Face it, buying eyeglasses is an unpleasant experience. That downward spiral of agony: you, in front of a mirror, while a smiley saleswoman hands you frame after mother-loving frame, each looking worse than the previous. Or, perhaps, it's you, alone with your reflection amid a rack of frames, unable to tell if this one looks good or if it's the exhaustion talking.
Consider my situation: a head that's as square as they come; eyes more close-set than I'd like; and a small face that vanishes behind most frames. Contacts aren't an option since I can't stand them for more than an hour or two. And I'm too nervous to go under the corrective knife just yet. Luckily, for the eyeglass-wedded like me, with a little know-how, it's possible to find a pair that complements an imperfect mug.
After polling four-eyed experts and trolling the Web, I learned the rules for selecting the right frames; the ins and outs of the labyrinthine world of lenses, like which extras are worth the money (anti-reflective and scratch-resistant coatings are both musts); and ways to better the odds that your glasses fit properly and match your prescription.
So, on to the rules of the frame! (We'll get to lenses in a minute.)
Bring your prescription with you. Sure, that seems like obvious advice, but a script in hand streamlines the whole spec-hunting process. Your salesperson can immediately steer you away from frames that aren't optimal for the lenses you'll need. For instance, if you've got a strong prescription, your thick lenses will look better in a smaller frame. A delicate or rimless frame can be quickly overwhelmed by a hunk of lens, too.
Choose a frame that contrasts the shape of your face, not one that mimics it. "It's all about geometry," says Ravane Richman, owner of Seattle's Market Optical. The ideal face shape is an oval, he explains, and since most of us aren't so symmetrically lucky, we look sharper in frames that help us achieve an "oval effect," or, in blunter terms, downplay our defects.
If you're of the round-faced persuasion, try frames with sharp angles: rectangles, trapezoids, and the like. Round glasses would accentuate your chubby cheeks. If a weak chin's your problem, a frame that's slightly wider along the bottom edge will give the lower portion of your face the heft your chin can't. Rimless frames are another good option since they don't add more "weight" up top. If your cheeks and jowl span broader than your forehead (a shape often called the "base-down triangle"), choose a frame with a dramatic top edge to draw your admirers' eyes up. For me, all the pros suggested oval or modified cat-eye frames to soften my jaw line and separate my beady eyes. (Speaking of pros, what's the difference between optician, optometrist, and ophthalmologist? And just what is a "frame stylist"? Click for a primer.)

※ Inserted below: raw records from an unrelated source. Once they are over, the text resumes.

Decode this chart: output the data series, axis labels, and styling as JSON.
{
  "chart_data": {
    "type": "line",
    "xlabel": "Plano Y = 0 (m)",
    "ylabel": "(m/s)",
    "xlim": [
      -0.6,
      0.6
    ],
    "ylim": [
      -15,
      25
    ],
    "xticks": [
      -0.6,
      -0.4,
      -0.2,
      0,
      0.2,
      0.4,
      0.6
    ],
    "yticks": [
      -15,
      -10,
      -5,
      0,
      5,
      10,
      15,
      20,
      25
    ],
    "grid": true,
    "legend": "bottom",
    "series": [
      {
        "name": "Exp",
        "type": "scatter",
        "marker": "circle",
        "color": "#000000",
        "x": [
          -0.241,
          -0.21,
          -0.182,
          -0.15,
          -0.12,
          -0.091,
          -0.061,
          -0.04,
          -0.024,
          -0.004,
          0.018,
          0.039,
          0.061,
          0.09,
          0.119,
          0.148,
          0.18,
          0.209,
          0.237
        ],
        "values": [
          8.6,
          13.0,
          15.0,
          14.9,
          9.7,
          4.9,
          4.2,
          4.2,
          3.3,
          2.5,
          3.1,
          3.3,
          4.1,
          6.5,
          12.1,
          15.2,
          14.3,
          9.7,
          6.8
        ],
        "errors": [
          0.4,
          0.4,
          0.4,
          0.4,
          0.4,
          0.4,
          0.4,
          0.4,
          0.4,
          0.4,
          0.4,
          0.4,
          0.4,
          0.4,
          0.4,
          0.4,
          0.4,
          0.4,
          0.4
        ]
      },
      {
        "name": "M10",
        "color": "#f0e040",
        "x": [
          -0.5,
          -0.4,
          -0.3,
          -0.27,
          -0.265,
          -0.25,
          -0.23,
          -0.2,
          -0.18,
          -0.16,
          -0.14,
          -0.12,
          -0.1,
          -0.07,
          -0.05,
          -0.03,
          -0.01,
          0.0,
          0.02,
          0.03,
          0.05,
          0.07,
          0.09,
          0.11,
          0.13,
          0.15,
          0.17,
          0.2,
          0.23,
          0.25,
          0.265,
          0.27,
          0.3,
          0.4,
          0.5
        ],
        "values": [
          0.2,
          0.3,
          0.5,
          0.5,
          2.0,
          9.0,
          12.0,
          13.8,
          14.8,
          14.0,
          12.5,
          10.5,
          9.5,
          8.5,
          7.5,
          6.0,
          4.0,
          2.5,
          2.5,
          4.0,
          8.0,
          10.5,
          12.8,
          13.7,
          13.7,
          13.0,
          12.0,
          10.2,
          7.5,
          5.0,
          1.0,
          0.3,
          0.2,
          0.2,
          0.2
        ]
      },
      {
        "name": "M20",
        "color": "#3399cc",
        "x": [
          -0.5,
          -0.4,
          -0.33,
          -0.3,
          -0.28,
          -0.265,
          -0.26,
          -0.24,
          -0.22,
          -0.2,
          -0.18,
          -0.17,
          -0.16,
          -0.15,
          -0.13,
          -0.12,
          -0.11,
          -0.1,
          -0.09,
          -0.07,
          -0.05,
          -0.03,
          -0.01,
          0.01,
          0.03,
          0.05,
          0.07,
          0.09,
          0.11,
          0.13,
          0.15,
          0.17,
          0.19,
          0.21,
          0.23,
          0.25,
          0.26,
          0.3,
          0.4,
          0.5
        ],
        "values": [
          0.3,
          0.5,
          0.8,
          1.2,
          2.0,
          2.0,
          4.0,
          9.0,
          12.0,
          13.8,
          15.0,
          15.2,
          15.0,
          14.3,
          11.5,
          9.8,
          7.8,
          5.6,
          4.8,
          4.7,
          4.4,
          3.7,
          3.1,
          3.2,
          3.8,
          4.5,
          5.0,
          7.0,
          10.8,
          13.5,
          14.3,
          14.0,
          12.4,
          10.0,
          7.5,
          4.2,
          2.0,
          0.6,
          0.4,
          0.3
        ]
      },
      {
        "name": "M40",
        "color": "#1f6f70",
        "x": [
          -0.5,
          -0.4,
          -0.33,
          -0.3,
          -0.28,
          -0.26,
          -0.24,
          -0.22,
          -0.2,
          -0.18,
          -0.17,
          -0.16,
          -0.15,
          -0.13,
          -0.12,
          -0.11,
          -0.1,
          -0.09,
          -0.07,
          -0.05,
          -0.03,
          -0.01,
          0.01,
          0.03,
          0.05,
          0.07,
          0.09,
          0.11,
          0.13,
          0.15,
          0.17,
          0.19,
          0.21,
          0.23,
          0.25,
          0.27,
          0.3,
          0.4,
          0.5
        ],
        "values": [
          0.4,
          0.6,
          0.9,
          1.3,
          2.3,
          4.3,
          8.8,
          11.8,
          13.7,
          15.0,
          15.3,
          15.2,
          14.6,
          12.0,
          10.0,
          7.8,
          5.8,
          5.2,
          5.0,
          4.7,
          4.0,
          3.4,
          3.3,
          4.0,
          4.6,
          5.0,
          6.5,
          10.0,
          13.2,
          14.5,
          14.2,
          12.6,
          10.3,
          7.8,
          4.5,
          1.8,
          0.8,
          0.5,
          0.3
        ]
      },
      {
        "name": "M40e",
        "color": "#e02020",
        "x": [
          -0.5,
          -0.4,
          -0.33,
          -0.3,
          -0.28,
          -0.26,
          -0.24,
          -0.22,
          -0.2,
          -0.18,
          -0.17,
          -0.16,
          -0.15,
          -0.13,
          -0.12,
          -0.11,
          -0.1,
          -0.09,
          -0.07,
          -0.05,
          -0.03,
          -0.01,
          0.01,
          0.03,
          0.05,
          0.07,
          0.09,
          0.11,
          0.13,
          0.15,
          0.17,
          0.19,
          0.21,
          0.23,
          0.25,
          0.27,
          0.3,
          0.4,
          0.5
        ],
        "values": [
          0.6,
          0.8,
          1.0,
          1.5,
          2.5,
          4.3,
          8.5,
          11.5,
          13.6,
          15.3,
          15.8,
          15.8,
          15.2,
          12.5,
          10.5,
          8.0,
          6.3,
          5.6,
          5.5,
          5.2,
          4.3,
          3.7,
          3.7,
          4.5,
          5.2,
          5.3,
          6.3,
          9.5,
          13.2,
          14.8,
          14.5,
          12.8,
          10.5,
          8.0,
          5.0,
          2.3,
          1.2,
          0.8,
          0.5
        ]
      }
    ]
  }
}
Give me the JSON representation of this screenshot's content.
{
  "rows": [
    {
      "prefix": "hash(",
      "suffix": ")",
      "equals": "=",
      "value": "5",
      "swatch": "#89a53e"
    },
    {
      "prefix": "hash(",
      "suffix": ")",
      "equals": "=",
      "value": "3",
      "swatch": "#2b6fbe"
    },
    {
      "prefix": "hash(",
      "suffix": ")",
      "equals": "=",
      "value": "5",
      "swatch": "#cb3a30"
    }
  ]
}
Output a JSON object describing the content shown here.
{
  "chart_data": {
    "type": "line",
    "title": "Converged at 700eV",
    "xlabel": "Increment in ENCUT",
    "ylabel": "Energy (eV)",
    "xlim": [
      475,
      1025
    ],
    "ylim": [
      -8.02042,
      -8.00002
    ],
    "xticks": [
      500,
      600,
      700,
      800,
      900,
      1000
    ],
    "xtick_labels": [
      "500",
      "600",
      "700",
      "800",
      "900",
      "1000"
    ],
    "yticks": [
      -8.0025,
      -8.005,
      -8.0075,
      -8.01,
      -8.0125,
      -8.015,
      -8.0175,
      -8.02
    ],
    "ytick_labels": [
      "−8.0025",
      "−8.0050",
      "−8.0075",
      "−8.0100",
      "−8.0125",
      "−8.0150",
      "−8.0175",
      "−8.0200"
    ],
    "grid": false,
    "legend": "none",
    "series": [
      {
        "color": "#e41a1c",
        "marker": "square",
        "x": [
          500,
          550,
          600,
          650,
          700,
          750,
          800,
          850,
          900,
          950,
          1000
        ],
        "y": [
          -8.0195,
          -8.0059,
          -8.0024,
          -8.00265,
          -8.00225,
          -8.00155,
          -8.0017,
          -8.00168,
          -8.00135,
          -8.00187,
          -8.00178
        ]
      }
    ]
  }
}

Bigger isn't better. Even today, when tiny frames are the rage, the most common mistake people make is selecting glasses that are too large for their face. "They don't understand that the bigger the frame, the more distortion there'll be," says optician Lorali Downes of Seattle's Eyes on Fremont. Silver-dollar-size glasses also catch more glare than petite ones. Baby boomers take heart: Manufactures have developed progressives, aka no-line bifocals, for your over-40 eyes that work fine in tiny frames. Other fit issues to keep in mind: Frames shouldn't be wider than your face or rest on your cheeks; they should sit lower than the eyebrows, with your eyes centered in the lenses.
C hoose a frame that complements your coloring. You're either a warm (yellow-based) or a cool (blue-based). Since I have brown eyes and, when left untouched, brown hair, I naturally assumed I was a warm. Wrong. A trick I learned from the Web site All About Vision is to look at your veins; if they're more blue than green, you're a cool and should consider frames that are black, reddish brown, slate blue, and dark tortoise. More green? You warm-bloods are better off in camel, khaki, and copper. For the outgoing warm, try fire-engine red.
The Price of Beauty
Last year, Americans shelled out $15.4 billion for eyewear, according to the nonprofit Vision Council of America. (In 1997, Consumer Reports found that the markup on glasses is huge—a $200 frame probably cost the shop a mere $70.) A thrifty consumer can find rock-bottom prices like two complete pairs for $40, but those deals often don't include protective lens coatings, and the frames can have that long-in-the-drawer look. Typically, people spend about $150 to $400, according to shopkeepers.